I enjoyed Sawyer’s incorporation of cultural touchstones I am familiar with, like mentioning SETI, the Search for Extra Terrestrial Intelligence.: “As Sarah always said, SETI is the Blanche Dubois of scientific undertakings: it has always depended on the kindness of strangers.” Hey, and my husband and I are two of those strangers who donated computer time to the search! (I felt a tiny brush with fame)
I guess I’m finding that the sci-fi I really like has a world that is almost like the real world, with just a few tweaks to make it really interesting. (I’m a lifelong Star Trek fan, so that should tell you something–I’m not going to say what; you draw your own conclusions.) You don’t have to change much to create some really interesting questions.
Sawyer made me want to know these people, Don and Sarah Halifax, as they have such a rich relationship. Here is an excerpt of one of their conversations, in which Sarah is struggling to figure out what the aliens’ belief systems are after she translates the first message:
“But still, why is abortion a moral issue? I mean, it is for people here because we believe at some point that a soul enters the body; we just can’t all agree on what that point is. But the alien message made no mention of souls.
“‘Souls’ is just a shorthand for discussing the question of when life begins, and that will be a universal debate–at least among those races who practice SETI.”
“Because SETI is an activity that says life, as opposed to non-life, is important, that finding life is meaningful. If you didn’t care about the distinction between life and non-life, all you’d do would be astronomy, not SETI. And where to draw that distinction will always be of interest to people who value life. I mean, most people would agree it’s wrong to kill a dog for no reason, because a dog is clearly alive–but is an embryo alive? That’s debatable; every race will have to define when life begins.”

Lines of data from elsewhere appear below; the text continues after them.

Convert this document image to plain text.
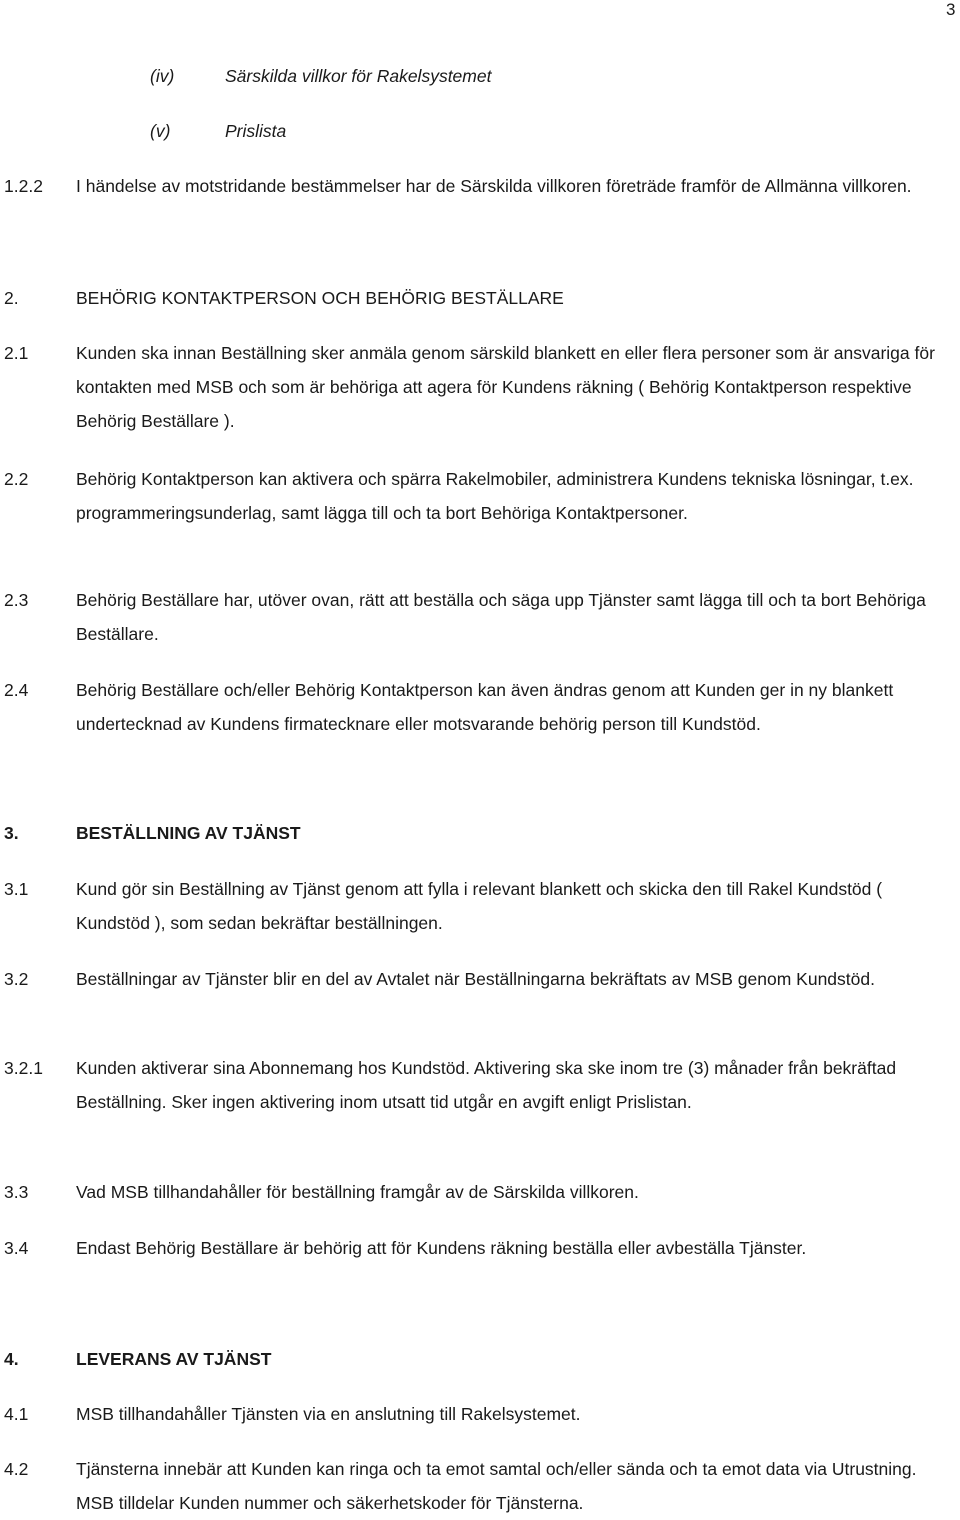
3
(iv)	Särskilda villkor för Rakelsystemet
(v)	Prislista
1.2.2 I händelse av motstridande bestämmelser har de Särskilda villkoren företräde framför de Allmänna villkoren.
2.	BEHÖRIG KONTAKTPERSON OCH BEHÖRIG BESTÄLLARE
2.1	Kunden ska innan Beställning sker anmäla genom särskild blankett en eller flera personer som är ansvariga för kontakten med MSB och som är behöriga att agera för Kundens räkning ( Behörig Kontaktperson respektive Behörig Beställare ).
2.2	Behörig Kontaktperson kan aktivera och spärra Rakelmobiler, administrera Kundens tekniska lösningar, t.ex. programmeringsunderlag, samt lägga till och ta bort Behöriga Kontaktpersoner.
2.3	Behörig Beställare har, utöver ovan, rätt att beställa och säga upp Tjänster samt lägga till och ta bort Behöriga Beställare.
2.4	Behörig Beställare och/eller Behörig Kontaktperson kan även ändras genom att Kunden ger in ny blankett undertecknad av Kundens firmatecknare eller motsvarande behörig person till Kundstöd.
3.	BESTÄLLNING AV TJÄNST
3.1	Kund gör sin Beställning av Tjänst genom att fylla i relevant blankett och skicka den till Rakel Kundstöd ( Kundstöd ), som sedan bekräftar beställningen.
3.2	Beställningar av Tjänster blir en del av Avtalet när Beställningarna bekräftats av MSB genom Kundstöd.
3.2.1 Kunden aktiverar sina Abonnemang hos Kundstöd. Aktivering ska ske inom tre (3) månader från bekräftad Beställning. Sker ingen aktivering inom utsatt tid utgår en avgift enligt Prislistan.
3.3	Vad MSB tillhandahåller för beställning framgår av de Särskilda villkoren.
3.4	Endast Behörig Beställare är behörig att för Kundens räkning beställa eller avbeställa Tjänster.
4.	LEVERANS AV TJÄNST
4.1	MSB tillhandahåller Tjänsten via en anslutning till Rakelsystemet.
4.2	Tjänsterna innebär att Kunden kan ringa och ta emot samtal och/eller sända och ta emot data via Utrustning. MSB tilldelar Kunden nummer och säkerhetskoder för Tjänsterna.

I love Sawyer’s descriptions of the relationships, and the conversations are genuinely interesting and don’t feel like set pieces. His science holds up as well, as he explains complex ideas in terms I, the reader, can understand. I loved his take on quantum physics “‘not as the basic nature of reality, but rather as the–how would you put it?–as a by-product of the level of resolution of our simulated world.'” Sorry if I lost you there, I do have a physics background. But really, I don’t think you need one to get this, at least, in context you don’t, as Sarah explains it to her non-scientific BBC journalist husband.
Overall, I gave this book 5/5 stars. It’s engaging on so many levels. Has anyone out there got any Robert J. Sawyer favorites? What of his should I read next?